By Marian Wright Edelman
Earth Day and the month of April are commemorated across the world as a time to celebrate our planet and focus on action to protect it. During this month I often remember the poem “Keeping Quiet” by Nobel laureate Pablo Neruda, which urged the world “to count to twelve and all keep still, for once on the face of the earth”:
“It would be an exotic moment
without rush, without engines …
Fishermen in the cold sea
would not harm whales
and the man gathering salt
would look at his hurt hands.
Those who prepare green wars,
wars with gas, wars with fire,
victories with no survivors,
would put on clean clothes
and walk about with their brothers
in the shade, doing nothing.
What I want should not be confused
with total inactivity.
Life is what it is about.
I want no truck with death …
Perhaps a huge silence
might interrupt this sadness
of never understanding ourselves
and of threatening ourselves with death.
Perhaps the earth could teach us …”
This month is a reminder that Earth’s silence is being broken by the felling of thousand-year-old trees and other sounds of industry and environmental destruction leading to the tinker of coins in corporate coffers. Earth’s quiet is also broken by the sounds of children gasping for breath as asthma and other respiratory diseases from the pollution of the air and land around them ravage their bodies and staunch their learning.
There are many other kinds of dangers making the Earth a treacherous playground rather than a safe one. Children are now threatened by toxic pollution from the airwaves and internet along with the air and water. We hear the bickering and horse-trading between politicians and special interest groups who are often debating how big a tax break to give to the non-needy instead of investing in a cleaner, safer environment for the future. And Earth’s stillness is shattered by the sounds of guns and war across our nation and world, killing more civilians than soldiers, including children.

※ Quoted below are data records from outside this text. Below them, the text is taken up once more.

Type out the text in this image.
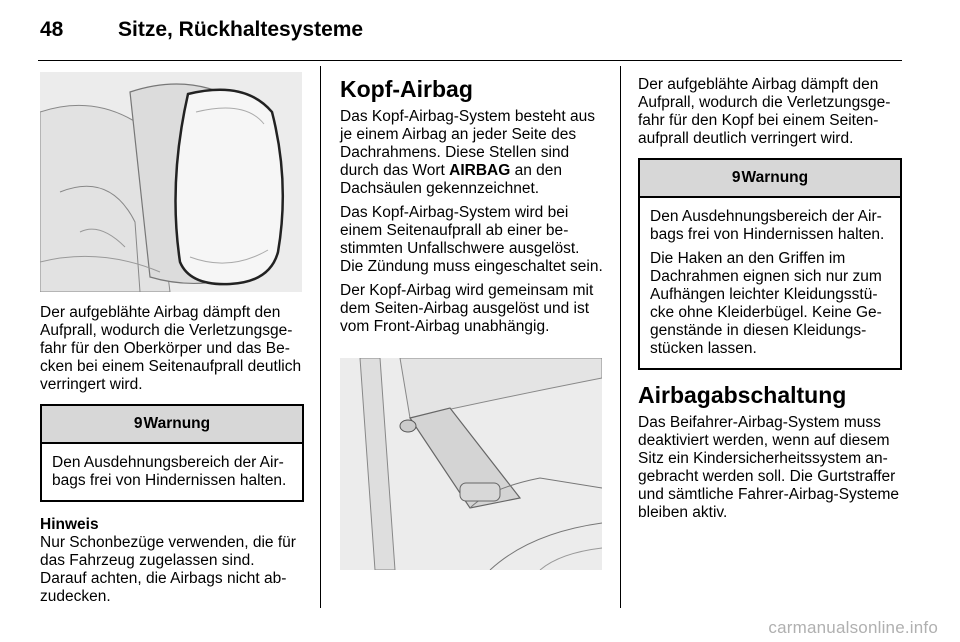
48	Sitze, Rückhaltesysteme

Der aufgeblähte Airbag dämpft den Aufprall, wodurch die Verletzungsgefahr für den Oberkörper und das Becken bei einem Seitenaufprall deutlich verringert wird.

9Warnung

Den Ausdehnungsbereich der Airbags frei von Hindernissen halten.

Hinweis

Nur Schonbezüge verwenden, die für das Fahrzeug zugelassen sind. Darauf achten, die Airbags nicht abzudecken.

Kopf-Airbag

Das Kopf-Airbag-System besteht aus je einem Airbag an jeder Seite des Dachrahmens. Diese Stellen sind durch das Wort AIRBAG an den Dachsäulen gekennzeichnet.

Das Kopf-Airbag-System wird bei einem Seitenaufprall ab einer bestimmten Unfallschwere ausgelöst. Die Zündung muss eingeschaltet sein.

Der Kopf-Airbag wird gemeinsam mit dem Seiten-Airbag ausgelöst und ist vom Front-Airbag unabhängig.

Der aufgeblähte Airbag dämpft den Aufprall, wodurch die Verletzungsgefahr für den Kopf bei einem Seitenaufprall deutlich verringert wird.

9Warnung

Den Ausdehnungsbereich der Airbags frei von Hindernissen halten.

Die Haken an den Griffen im Dachrahmen eignen sich nur zum Aufhängen leichter Kleidungsstücke ohne Kleiderbügel. Keine Gegenstände in diesen Kleidungsstücken lassen.

Airbagabschaltung

Das Beifahrer-Airbag-System muss deaktiviert werden, wenn auf diesem Sitz ein Kindersicherheitssystem angebracht werden soll. Die Gurtstraffer und sämtliche Fahrer-Airbag-Systeme bleiben aktiv.

carmanualsonline.info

As we conclude this month, I hope it can spur us to build an even more powerful moral movement to protect all children and young people against interrelated poverty and violence and environmental degradation and to preserve the Earth we hold in trust for them. As they have done so many times before, young people are already leading the way forward. When Time magazine named then-16-year-old climate change activist Greta Thunberg their 2019 Person of the Year, the youngest person so far to receive that honor, it noted her representation of an entire new wave of young people who refuse to accept the world adults have created for them: “She is a reminder that the people in charge now will not be in charge forever, and that the young people who are inheriting dysfunctional governments, broken economies and an increasingly unlivable planet know just how much the adults have failed them.”
Children’s Defense Fund Freedom School Scholars are part of that wave. They’ve engaged in civil action proclaiming that climate justice is racial justice, and they’ve partnered with Youth vs. Apocalypse, a diverse group of young climate justice activists working together to lift the voices of young people, especially youth of color and youth from low-income and working-class families, to fight for a livable climate and an equitable, sustainable, and just world. They join millions of other young leaders emerging around the world as the global youth climate movement boldly advocates for climate justice amidst this crisis and reframes the need for urgent action. All of them are breaking the stillness too, but by using their voices to speak out for change.
Edelman is founder and president emerita of the Children’s Defense Fund.